And now, at last, we were fairly in the renowned
SOUTH PASS,
and whirling gayly along high above the common world. We
were perched upon the extreme summit of the great range of
the Rocky Mountains, toward which we had been climbing,
patiently climbing, ceaselessly climbing, for days and
nights together--and about us was gathered a convention of
Nature's kings that stood ten, twelve, and even thirteen
thousand feet high--grand old fellows who would have to
stoop to see Mount Washington, in the twilight. We were in
such an airy elevation above the creeping populations of
the earth, that now and then when the obstructing crags
stood out of the way it seemed that we could look around
and abroad and contemplate the whole great globe, with its
dissolving views of mountains, seas and continents
stretching away through the mystery of the summer haze.
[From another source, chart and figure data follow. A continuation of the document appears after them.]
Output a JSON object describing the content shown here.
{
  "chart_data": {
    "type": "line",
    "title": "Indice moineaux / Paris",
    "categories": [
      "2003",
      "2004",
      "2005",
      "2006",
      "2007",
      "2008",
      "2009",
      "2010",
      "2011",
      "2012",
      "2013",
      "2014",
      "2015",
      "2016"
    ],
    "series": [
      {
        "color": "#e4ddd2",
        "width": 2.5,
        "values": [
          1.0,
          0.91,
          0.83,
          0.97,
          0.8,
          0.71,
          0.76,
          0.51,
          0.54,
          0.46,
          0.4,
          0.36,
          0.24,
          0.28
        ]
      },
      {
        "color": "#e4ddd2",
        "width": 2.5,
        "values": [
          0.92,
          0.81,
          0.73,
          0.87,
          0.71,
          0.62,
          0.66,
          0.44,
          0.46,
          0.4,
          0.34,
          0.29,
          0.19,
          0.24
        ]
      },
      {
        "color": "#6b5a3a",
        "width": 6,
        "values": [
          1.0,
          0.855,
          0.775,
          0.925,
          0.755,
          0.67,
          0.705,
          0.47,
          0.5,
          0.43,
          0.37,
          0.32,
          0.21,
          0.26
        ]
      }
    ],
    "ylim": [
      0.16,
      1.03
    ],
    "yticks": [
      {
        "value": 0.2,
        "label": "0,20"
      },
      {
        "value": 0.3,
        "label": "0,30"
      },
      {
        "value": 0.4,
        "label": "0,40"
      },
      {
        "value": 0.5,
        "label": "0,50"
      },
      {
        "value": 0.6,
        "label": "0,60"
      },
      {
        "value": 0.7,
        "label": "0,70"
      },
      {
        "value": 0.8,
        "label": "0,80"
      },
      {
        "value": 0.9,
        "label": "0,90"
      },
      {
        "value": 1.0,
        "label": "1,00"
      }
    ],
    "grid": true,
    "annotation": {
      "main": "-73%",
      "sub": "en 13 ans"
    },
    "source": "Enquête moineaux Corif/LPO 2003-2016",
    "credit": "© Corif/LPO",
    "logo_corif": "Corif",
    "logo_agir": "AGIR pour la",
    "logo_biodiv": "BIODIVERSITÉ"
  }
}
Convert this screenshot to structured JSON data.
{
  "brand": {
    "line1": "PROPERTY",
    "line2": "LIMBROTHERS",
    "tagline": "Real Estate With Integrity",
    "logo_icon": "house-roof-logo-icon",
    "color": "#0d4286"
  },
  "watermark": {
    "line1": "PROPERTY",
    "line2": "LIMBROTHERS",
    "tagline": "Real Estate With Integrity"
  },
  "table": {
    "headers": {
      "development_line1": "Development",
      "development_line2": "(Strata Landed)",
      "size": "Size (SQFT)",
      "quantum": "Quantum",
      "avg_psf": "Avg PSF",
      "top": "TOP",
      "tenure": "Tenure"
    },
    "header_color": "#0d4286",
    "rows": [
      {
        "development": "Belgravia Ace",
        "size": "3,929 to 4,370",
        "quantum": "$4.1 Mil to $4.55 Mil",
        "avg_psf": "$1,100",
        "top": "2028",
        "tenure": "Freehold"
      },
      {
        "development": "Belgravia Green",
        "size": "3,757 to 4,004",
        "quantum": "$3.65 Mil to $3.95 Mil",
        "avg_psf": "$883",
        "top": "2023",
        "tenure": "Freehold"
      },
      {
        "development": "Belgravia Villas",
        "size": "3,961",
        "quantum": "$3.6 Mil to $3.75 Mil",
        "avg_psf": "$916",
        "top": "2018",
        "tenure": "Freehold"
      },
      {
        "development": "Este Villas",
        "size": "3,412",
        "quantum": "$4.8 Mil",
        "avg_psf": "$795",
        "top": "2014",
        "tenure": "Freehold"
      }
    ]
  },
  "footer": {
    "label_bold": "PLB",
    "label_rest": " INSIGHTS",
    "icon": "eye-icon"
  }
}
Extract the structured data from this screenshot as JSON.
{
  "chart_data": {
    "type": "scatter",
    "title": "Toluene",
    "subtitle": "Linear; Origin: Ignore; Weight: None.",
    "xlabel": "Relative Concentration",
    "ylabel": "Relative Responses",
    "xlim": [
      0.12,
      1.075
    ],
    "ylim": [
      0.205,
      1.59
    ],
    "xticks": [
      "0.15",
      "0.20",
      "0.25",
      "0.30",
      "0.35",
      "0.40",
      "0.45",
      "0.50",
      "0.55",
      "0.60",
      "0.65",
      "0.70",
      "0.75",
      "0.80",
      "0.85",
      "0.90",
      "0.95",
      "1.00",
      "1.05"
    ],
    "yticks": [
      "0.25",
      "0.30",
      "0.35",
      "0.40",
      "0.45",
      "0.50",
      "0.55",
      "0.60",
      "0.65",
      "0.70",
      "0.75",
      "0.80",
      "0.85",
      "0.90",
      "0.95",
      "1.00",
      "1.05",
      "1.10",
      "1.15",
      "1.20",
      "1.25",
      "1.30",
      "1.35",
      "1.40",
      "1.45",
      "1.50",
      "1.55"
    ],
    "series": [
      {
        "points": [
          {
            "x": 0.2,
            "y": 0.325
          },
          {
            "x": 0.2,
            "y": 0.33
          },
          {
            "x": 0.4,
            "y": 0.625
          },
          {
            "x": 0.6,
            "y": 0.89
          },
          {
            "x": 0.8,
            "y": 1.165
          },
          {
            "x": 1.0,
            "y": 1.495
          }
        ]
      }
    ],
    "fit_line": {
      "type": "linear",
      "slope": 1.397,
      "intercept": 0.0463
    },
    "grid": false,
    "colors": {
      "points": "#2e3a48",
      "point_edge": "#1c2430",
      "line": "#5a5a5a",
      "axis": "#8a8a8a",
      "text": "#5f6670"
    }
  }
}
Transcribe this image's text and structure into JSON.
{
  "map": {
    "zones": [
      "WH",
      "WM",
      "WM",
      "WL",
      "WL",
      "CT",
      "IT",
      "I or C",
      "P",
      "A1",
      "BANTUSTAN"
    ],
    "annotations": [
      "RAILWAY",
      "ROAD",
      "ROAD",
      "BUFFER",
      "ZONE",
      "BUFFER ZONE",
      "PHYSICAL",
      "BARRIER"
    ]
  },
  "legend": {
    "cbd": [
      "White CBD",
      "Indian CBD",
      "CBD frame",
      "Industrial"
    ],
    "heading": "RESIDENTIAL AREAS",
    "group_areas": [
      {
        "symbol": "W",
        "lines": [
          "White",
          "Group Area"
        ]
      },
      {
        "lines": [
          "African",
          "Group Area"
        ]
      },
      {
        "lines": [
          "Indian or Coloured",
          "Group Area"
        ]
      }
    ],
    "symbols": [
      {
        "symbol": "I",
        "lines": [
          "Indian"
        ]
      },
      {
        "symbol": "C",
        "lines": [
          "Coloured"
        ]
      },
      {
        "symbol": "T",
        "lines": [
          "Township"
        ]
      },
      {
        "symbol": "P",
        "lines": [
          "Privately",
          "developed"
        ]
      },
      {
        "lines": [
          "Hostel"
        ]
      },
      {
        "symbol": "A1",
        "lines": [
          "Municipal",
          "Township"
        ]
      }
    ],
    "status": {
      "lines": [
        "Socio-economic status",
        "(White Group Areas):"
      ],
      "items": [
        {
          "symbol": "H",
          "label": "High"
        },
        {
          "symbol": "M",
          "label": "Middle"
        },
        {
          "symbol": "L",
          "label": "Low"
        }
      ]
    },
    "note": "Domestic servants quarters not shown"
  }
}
As a general thing the Pass was more suggestive of a
valley than a suspension bridge in the clouds--but it
strongly suggested the latter at one spot. At that place
the upper third of one or two majestic purple domes
projected above our level on either hand and gave us a
sense of a hidden great deep of mountains and plains and
valleys down about their bases which we fancied we might
see if we could step to the edge and look over. These
Sultans of the fastnesses were turbaned with tumbled
volumes of cloud, which shredded away from time to time and
drifted off fringed and torn, trailing their continents of
shadow after them; and catching presently on an
intercepting peak, wrapped it about and brooded there--then
shredded away again and left the purple peak, as they had
left the purple domes, downy and white with new-laid snow.
In passing, these monstrous rags of cloud hung low and
swept along right over the spectator's head, swinging their
tatters so nearly in his face that his impulse was to
shrink when they came closet. In the one place I speak of,
one could look below him upon a world of diminishing crags
and canyons leading down, down, and away to a vague plain
with a thread in it which was a road, and bunches of
feathers in it which were trees,--a pretty picture sleeping
in the sunlight--but with a darkness stealing over it and
glooming its features deeper and deeper under the frown of
a coming storm; and then, while no film or shadow marred
the noon brightness of his high perch, he could watch the
tempest break forth down there and see the lightnings leap
from crag to crag and the sheeted rain drive along the
canyon-sides, and hear the thunders peal and crash and
roar. We had this spectacle; a familiar one to many, but to
us a novelty.
We bowled along cheerily, and presently,
at the very summit (though it had been all summit to us,
and all equally level, for half an hour or more), we came
to a spring which spent its water through two outlets and
sent it in opposite directions. The conductor said that one
of those streams which we were looking at, was just
starting on a journey westward to the Gulf of California
and the Pacific Ocean, through hundreds and even thousands
of miles of desert solitudes. He said that the other was
just leaving its home among the snow-peaks on a similar
journey eastward--and we knew that long after we should
have forgotten the simple rivulet it would still be
plodding its patient way down the mountain sides, and
canyonbeds, and between the banks of the Yellowstone; and
by and by would join the broad Missouri and flow through
unknown plains and deserts and unvisited wildernesses; and
add a long and troubled pilgrimage among snags and wrecks
and sandbars; and enter the Mississippi, touch the wharves
of St. Louis and still drift on, traversing shoals and
rocky channels, then endless chains of bottomless and ample
bends, walled with unbroken forests, then mysterious byways
and secret passages among woody islands, then the chained
bends again, bordered with wide levels of shining
sugar-cane in place of the sombre forests; then by New
Orleans and still other chains of bends--and finally, after
two long months of daily and nightly harassment,
excitement, enjoyment, adventure, and awful peril of
parched throats, pumps and evaporation, pass the Gulf and
enter into its rest upon the bosom of the tropic sea, never
to look upon its snow-peaks again or regret them.
I freighted a leaf with a mental message for the friends at
home, and dropped it in the stream. But I put no stamp on
it and it was held for postage somewhere.